Logo KNB.nl

Artikel 8

  1. Degene die voor benoeming tot notaris in aanmerking wenst te komen dient bij de KNB een daartoe strekkend verzoek in, met opgave van de gemeente waarin hij voornemens is zich als notaris te vestigen. Bij het verzoek legt hij bewijsstukken over waaruit blijkt dat hij voldoet aan de voorwaarden van artikel 6. De overlegging van bewijsstukken met betrekking tot de voorwaarden als bedoeld in artikel 6, tweede lid, onderdelen a en b, onder 1° en 2°, is niet vereist indien die reeds bij een eerder verzoek zijn overgelegd. In het verzoek doet hij tevens opgave van de werkgever of werkgevers bij wie hij als kandidaat-notaris of toegevoegd notaris in dienst is geweest. Bij indiening van het verzoek is voor de behandeling ervan door de verzoeker een vergoeding verschuldigd. De KNB geleidt het verzoek met de bewijsstukken door naar Onze Minister en doet afschriften toekomen aan de Commissie toegang notariaat en het bureau.
     
  2. Onze Minister wint advies in omtrent de persoonlijke geschiktheid van de verzoeker voor het notarisambt bij de door hem benoemde Commissie toegang notariaat. Bij onvoldoende gebleken persoonlijke geschiktheid voor het ambt van notaris of gegronde vrees voor enige schade aan de eer en het aanzien van het notarisambt, wordt het verzoek geweigerd. Een beschikking tot weigering van de benoeming wordt gegeven door Onze Minister.
     
  3. Ten behoeve van haar advies stelt de Commissie ten aanzien van de verzoeker een onderzoek in.
     
  4. Bij of krachtens algemene maatregel van bestuur kunnen nadere regels worden gesteld betreffende de Commissie en haar werkzaamheden.
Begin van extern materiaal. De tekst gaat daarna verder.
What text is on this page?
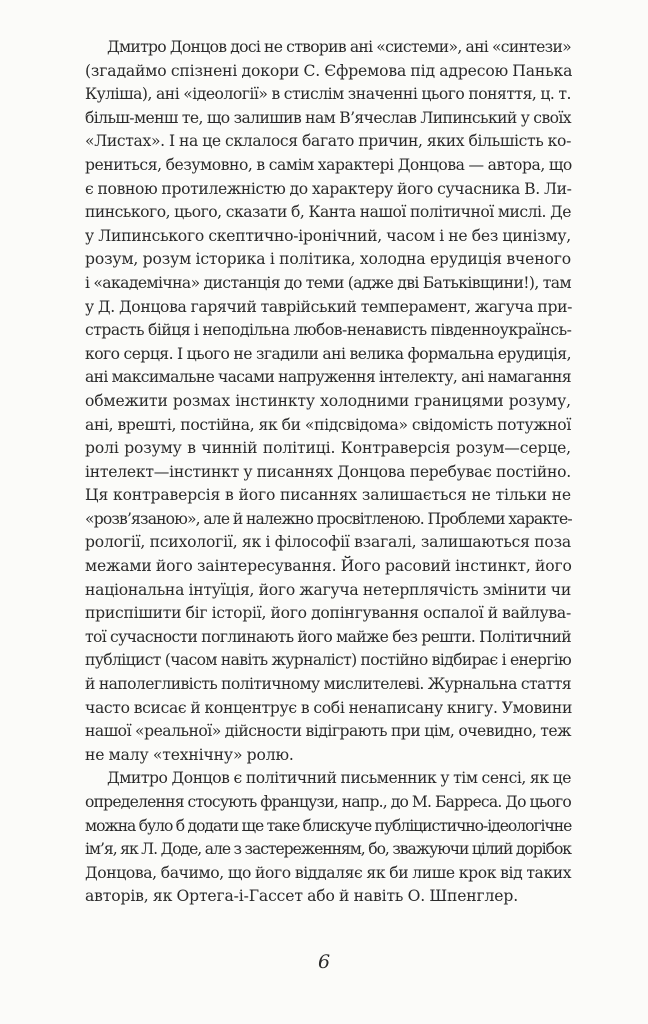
Дмитро Донцов досі не створив ані «системи», ані «синтези»
(згадаймо спізнені докори С. Єфремова під адресою Панька
Куліша), ані «ідеології» в стислім значенні цього поняття, ц. т.
більш-менш те, що залишив нам В’ячеслав Липинський у своїх
«Листах». І на це склалося багато причин, яких більшість ко-
рениться, безумовно, в самім характері Донцова — автора, що
є повною протилежністю до характеру його сучасника В. Ли-
пинського, цього, сказати б, Канта нашої політичної мислі. Де
у Липинського скептично-іронічний, часом і не без цинізму,
розум, розум історика і політика, холодна ерудиція вченого
і «академічна» дистанція до теми (адже дві Батьківщини!), там
у Д. Донцова гарячий таврійський темперамент, жагуча при-
страсть бійця і неподільна любов-ненависть південноукраїнсь-
кого серця. І цього не згадили ані велика формальна ерудиція,
ані максимальне часами напруження інтелекту, ані намагання
обмежити розмах інстинкту холодними границями розуму,
ані, врешті, постійна, як би «підсвідома» свідомість потужної
ролі розуму в чинній політиці. Контраверсія розум—серце,
інтелект—інстинкт у писаннях Донцова перебуває постійно.
Ця контраверсія в його писаннях залишається не тільки не
«розв’язаною», але й належно просвітленою. Проблеми характе-
рології, психології, як і філософії взагалі, залишаються поза
межами його заінтересування. Його расовий інстинкт, його
національна інтуїція, його жагуча нетерплячість змінити чи
приспішити біг історії, його допінгування оспалої й вайлува-
тої сучасности поглинають його майже без решти. Політичний
публіцист (часом навіть журналіст) постійно відбирає і енергію
й наполегливість політичному мислителеві. Журнальна стаття
часто всисає й концентрує в собі ненаписану книгу. Умовини
нашої «реальної» дійсности відіграють при цім, очевидно, теж
не малу «технічну» ролю.
Дмитро Донцов є політичний письменник у тім сенсі, як це
определення стосують французи, напр., до М. Барреса. До цього
можна було б додати ще таке блискуче публіцистично-ідеологічне
ім’я, як Л. Доде, але з застереженням, бо, зважуючи цілий дорібок
Донцова, бачимо, що його віддаляє як би лише крок від таких
авторів, як Ортега-і-Гассет або й навіть О. Шпенглер.
6
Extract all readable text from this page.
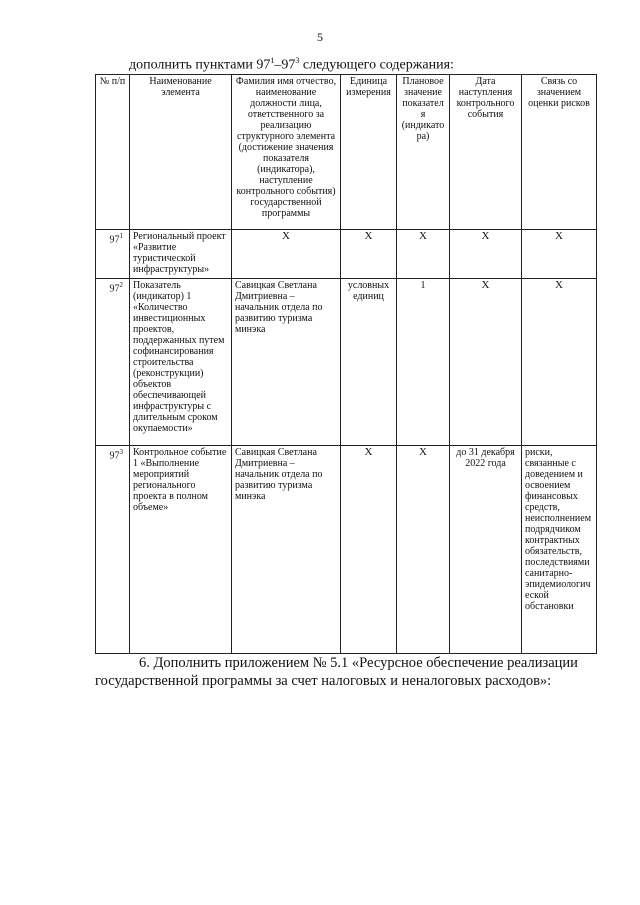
5
дополнить пунктами $97^1-97^3$ следующего содержания:
№ п/п	Наименование элемента	Фамилия имя отчество, наименование должности лица, ответственного за реализацию структурного элемента (достижение значения показателя (индикатора), наступление контрольного события) государственной программы	Единица измерения	Плановое значение показателя (индикатора)	Дата наступления контрольного события	Связь со значением оценки рисков
$97^1$	Региональный проект «Развитие туристической инфраструктуры»	Х	Х	Х	Х	Х
$97^2$	Показатель (индикатор) 1 «Количество инвестиционных проектов, поддержанных путем софинансирования строительства (реконструкции) объектов обеспечивающей инфраструктуры с длительным сроком окупаемости»	Савицкая Светлана Дмитриевна – начальник отдела по развитию туризма минэка	условных единиц	1	Х	Х
$97^3$	Контрольное событие 1 «Выполнение мероприятий регионального проекта в полном объеме»	Савицкая Светлана Дмитриевна – начальник отдела по развитию туризма минэка	Х	Х	до 31 декабря 2022 года	риски, связанные с доведением и освоением финансовых средств, неисполнением подрядчиком контрактных обязательств, последствиями санитарно-эпидемиологической обстановки
6. Дополнить приложением № 5.1 «Ресурсное обеспечение реализации
государственной программы за счет налоговых и неналоговых расходов»:
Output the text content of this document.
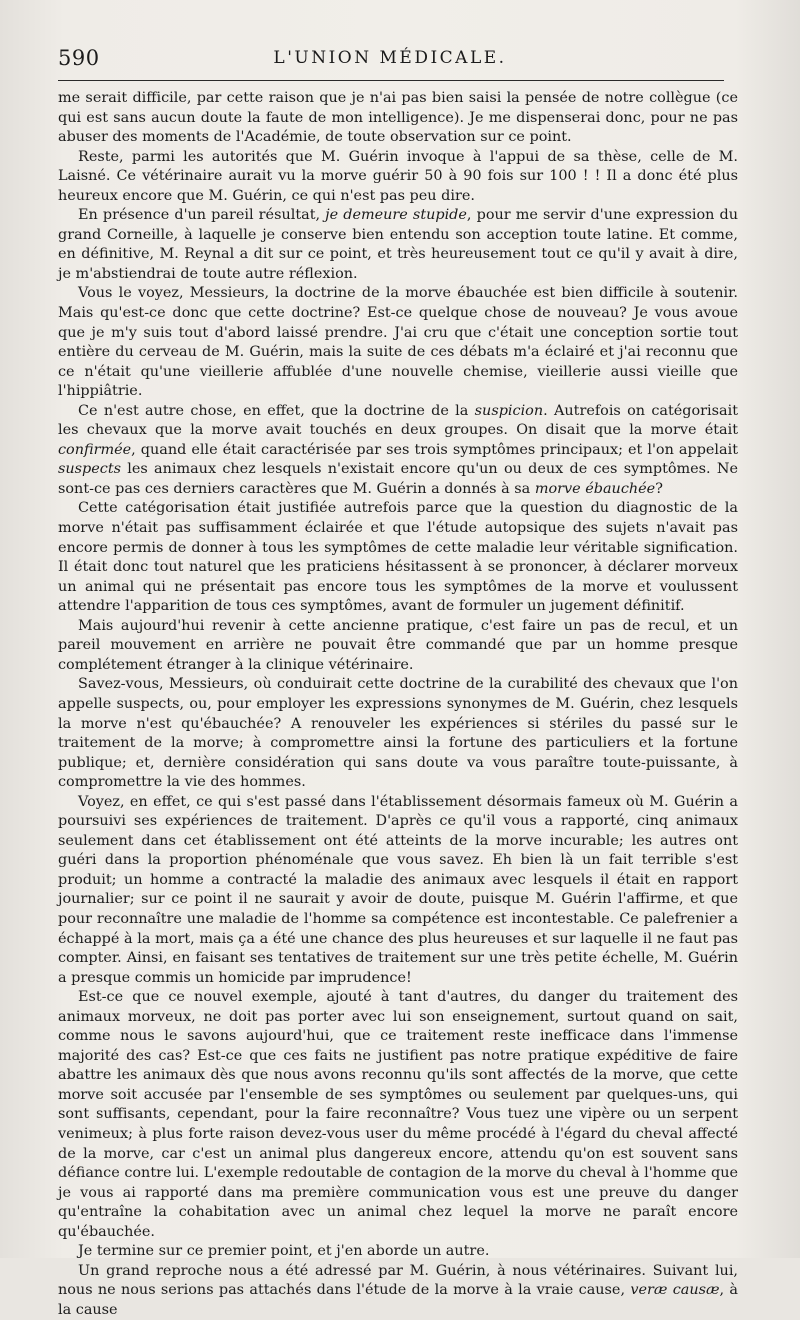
590	L'UNION MÉDICALE.

me serait difficile, par cette raison que je n'ai pas bien saisi la pensée de notre collègue (ce qui est sans aucun doute la faute de mon intelligence). Je me dispenserai donc, pour ne pas abuser des moments de l'Académie, de toute observation sur ce point.

Reste, parmi les autorités que M. Guérin invoque à l'appui de sa thèse, celle de M. Laisné. Ce vétérinaire aurait vu la morve guérir 50 à 90 fois sur 100 ! ! Il a donc été plus heureux encore que M. Guérin, ce qui n'est pas peu dire.

En présence d'un pareil résultat, je demeure stupide, pour me servir d'une expression du grand Corneille, à laquelle je conserve bien entendu son acception toute latine. Et comme, en définitive, M. Reynal a dit sur ce point, et très heureusement tout ce qu'il y avait à dire, je m'abstiendrai de toute autre réflexion.

Vous le voyez, Messieurs, la doctrine de la morve ébauchée est bien difficile à soutenir. Mais qu'est-ce donc que cette doctrine? Est-ce quelque chose de nouveau? Je vous avoue que je m'y suis tout d'abord laissé prendre. J'ai cru que c'était une conception sortie tout entière du cerveau de M. Guérin, mais la suite de ces débats m'a éclairé et j'ai reconnu que ce n'était qu'une vieillerie affublée d'une nouvelle chemise, vieillerie aussi vieille que l'hippiâtrie.

Ce n'est autre chose, en effet, que la doctrine de la suspicion. Autrefois on catégorisait les chevaux que la morve avait touchés en deux groupes. On disait que la morve était confirmée, quand elle était caractérisée par ses trois symptômes principaux; et l'on appelait suspects les animaux chez lesquels n'existait encore qu'un ou deux de ces symptômes. Ne sont-ce pas ces derniers caractères que M. Guérin a donnés à sa morve ébauchée?

Cette catégorisation était justifiée autrefois parce que la question du diagnostic de la morve n'était pas suffisamment éclairée et que l'étude autopsique des sujets n'avait pas encore permis de donner à tous les symptômes de cette maladie leur véritable signification. Il était donc tout naturel que les praticiens hésitassent à se prononcer, à déclarer morveux un animal qui ne présentait pas encore tous les symptômes de la morve et voulussent attendre l'apparition de tous ces symptômes, avant de formuler un jugement définitif.

Mais aujourd'hui revenir à cette ancienne pratique, c'est faire un pas de recul, et un pareil mouvement en arrière ne pouvait être commandé que par un homme presque complétement étranger à la clinique vétérinaire.

Savez-vous, Messieurs, où conduirait cette doctrine de la curabilité des chevaux que l'on appelle suspects, ou, pour employer les expressions synonymes de M. Guérin, chez lesquels la morve n'est qu'ébauchée? A renouveler les expériences si stériles du passé sur le traitement de la morve; à compromettre ainsi la fortune des particuliers et la fortune publique; et, dernière considération qui sans doute va vous paraître toute-puissante, à compromettre la vie des hommes.

Voyez, en effet, ce qui s'est passé dans l'établissement désormais fameux où M. Guérin a poursuivi ses expériences de traitement. D'après ce qu'il vous a rapporté, cinq animaux seulement dans cet établissement ont été atteints de la morve incurable; les autres ont guéri dans la proportion phénoménale que vous savez. Eh bien là un fait terrible s'est produit; un homme a contracté la maladie des animaux avec lesquels il était en rapport journalier; sur ce point il ne saurait y avoir de doute, puisque M. Guérin l'affirme, et que pour reconnaître une maladie de l'homme sa compétence est incontestable. Ce palefrenier a échappé à la mort, mais ça a été une chance des plus heureuses et sur laquelle il ne faut pas compter. Ainsi, en faisant ses tentatives de traitement sur une très petite échelle, M. Guérin a presque commis un homicide par imprudence!

Est-ce que ce nouvel exemple, ajouté à tant d'autres, du danger du traitement des animaux morveux, ne doit pas porter avec lui son enseignement, surtout quand on sait, comme nous le savons aujourd'hui, que ce traitement reste inefficace dans l'immense majorité des cas? Est-ce que ces faits ne justifient pas notre pratique expéditive de faire abattre les animaux dès que nous avons reconnu qu'ils sont affectés de la morve, que cette morve soit accusée par l'ensemble de ses symptômes ou seulement par quelques-uns, qui sont suffisants, cependant, pour la faire reconnaître? Vous tuez une vipère ou un serpent venimeux; à plus forte raison devez-vous user du même procédé à l'égard du cheval affecté de la morve, car c'est un animal plus dangereux encore, attendu qu'on est souvent sans défiance contre lui. L'exemple redoutable de contagion de la morve du cheval à l'homme que je vous ai rapporté dans ma première communication vous est une preuve du danger qu'entraîne la cohabitation avec un animal chez lequel la morve ne paraît encore qu'ébauchée.

Je termine sur ce premier point, et j'en aborde un autre.

Un grand reproche nous a été adressé par M. Guérin, à nous vétérinaires. Suivant lui, nous ne nous serions pas attachés dans l'étude de la morve à la vraie cause, veræ causæ, à la cause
Bij regeling van Onze Minister wordt de hoogte vastgesteld van de vergoeding, bedoeld in het eerste lid.
     
  5. Op het verzoek wordt beslist binnen vijf maanden na ontvangst ervan.
     
  6. De KNB en het Bureau kunnen met betrekking tot het verzoek advies uitbrengen aan Onze Minister.
     
  7. In afwijking van artikel 8:4, derde lid, onderdeel a, van de Algemene wet bestuursrecht kan een belanghebbende tegen een besluit tot benoeming tot notaris beroep instellen.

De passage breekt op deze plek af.